Scientists are harnessing a physical trick used by cicadas and dragonflies on their wings to fight bacteria on contact lenses and artificial cornea.
These insects’ wings are coated with billions of tiny, pointed ‘pillars’ that skewer any bacteria that land on them. Yet these microscopic pillars leave human cells completely unharmed, researcher and University of California, Irvine graduate student, Mary Nora Dickson, told OT.
She explained: “This is because mammalian cells interact with surfaces through ‘feet’ called focal adhesions [so they] essentially have the ability to control their adhesion onto the surface.
“Bacteria, on the other hand, stick onto surfaces with their entire outer coating, and so, as they wrap their bodies around the pillars, they deform, often excessively, which is the likely cause of their death.”

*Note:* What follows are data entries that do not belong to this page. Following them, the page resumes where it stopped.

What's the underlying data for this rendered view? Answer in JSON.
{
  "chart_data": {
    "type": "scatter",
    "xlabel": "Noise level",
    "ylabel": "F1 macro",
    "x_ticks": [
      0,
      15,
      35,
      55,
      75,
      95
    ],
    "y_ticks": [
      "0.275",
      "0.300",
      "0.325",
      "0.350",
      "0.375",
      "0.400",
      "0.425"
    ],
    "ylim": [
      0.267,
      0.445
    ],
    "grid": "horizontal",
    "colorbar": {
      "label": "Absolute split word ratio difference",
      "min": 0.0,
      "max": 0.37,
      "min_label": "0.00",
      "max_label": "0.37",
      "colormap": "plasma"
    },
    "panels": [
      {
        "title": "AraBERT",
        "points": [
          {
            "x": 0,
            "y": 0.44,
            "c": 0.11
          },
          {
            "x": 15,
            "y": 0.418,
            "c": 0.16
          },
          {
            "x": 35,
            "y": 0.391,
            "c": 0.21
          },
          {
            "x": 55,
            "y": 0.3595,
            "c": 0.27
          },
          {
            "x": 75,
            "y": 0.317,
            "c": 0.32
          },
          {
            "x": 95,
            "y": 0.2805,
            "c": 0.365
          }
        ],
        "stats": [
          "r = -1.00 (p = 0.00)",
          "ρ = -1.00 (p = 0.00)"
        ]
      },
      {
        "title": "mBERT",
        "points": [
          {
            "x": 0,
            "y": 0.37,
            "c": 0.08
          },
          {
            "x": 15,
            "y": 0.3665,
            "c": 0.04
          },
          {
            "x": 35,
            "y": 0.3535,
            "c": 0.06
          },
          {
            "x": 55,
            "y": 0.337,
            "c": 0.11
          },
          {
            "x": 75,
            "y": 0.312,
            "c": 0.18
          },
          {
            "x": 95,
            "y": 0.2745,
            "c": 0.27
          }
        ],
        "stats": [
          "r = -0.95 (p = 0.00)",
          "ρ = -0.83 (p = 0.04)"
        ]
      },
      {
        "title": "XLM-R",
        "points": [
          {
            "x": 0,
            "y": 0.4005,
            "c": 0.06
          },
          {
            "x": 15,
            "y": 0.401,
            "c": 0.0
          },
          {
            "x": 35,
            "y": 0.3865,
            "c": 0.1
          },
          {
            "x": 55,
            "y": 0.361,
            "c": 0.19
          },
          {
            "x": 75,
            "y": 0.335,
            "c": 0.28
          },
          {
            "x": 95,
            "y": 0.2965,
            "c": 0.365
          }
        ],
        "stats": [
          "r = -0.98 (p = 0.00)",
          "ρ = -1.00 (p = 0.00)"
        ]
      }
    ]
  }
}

However, in order to use this trick on a contact lens or artificial cornea, the University of California, Irvine, team needed a production process that could create these pillars on a polymer surface.
In research to be presented at the national meeting and exposition of the American Chemical Society today (15 March), the team has developed a robust, inexpensive method that can create polymer pillars capable of killing ‘gram-negative’ bacteria like E.coli.
The team expects that this potentially sight-saving technique could be used in artificial cornea, intraocular lenses and hard contact lenses.
“It can now be applied to medical devices that could improve people’s quality of life,” Ms Dickson said, emphasising: “The current cornea device, the Boston K-pro has a [significant] infection rate … and patients must take antibiotic eye-drops for the rest of their life. We are trying to create a new cornea device that has no, or a very minimal, risk of infection, even without eye drops.”
She added: “We plan to put the pillars on the front surface of the lens where bacteria are most likely to adhere.”
Ms Dickson said the team’s next goal was targeting ‘gram-positive’ bacteria such as MRSA, which has thicker cell walls that are tougher to skewer.
She explained that the taller, skinnier pillars on dragonfly wings are able to kill this type of bacteria. However, replicating these pillars on polymers proved tough – they broke apart when the mould was removed, much like cupcakes sticking to the inside of an ungreased tin.
The team have had some success using fluorinated silane coatings to help free the dragonfly-inspired pillars, Ms Dickson said. The team were also developing the technique so it worked on a curved surface.
It was still too early to estimate when the patented technology might be ready for market as part of artificial cornea and contact lenses, she stressed, adding: “We don’t have a date set yet for human patient trials. Currently we are optimising the prototypes in studies on cadaver eyes and we hope to begin animal trials soon.”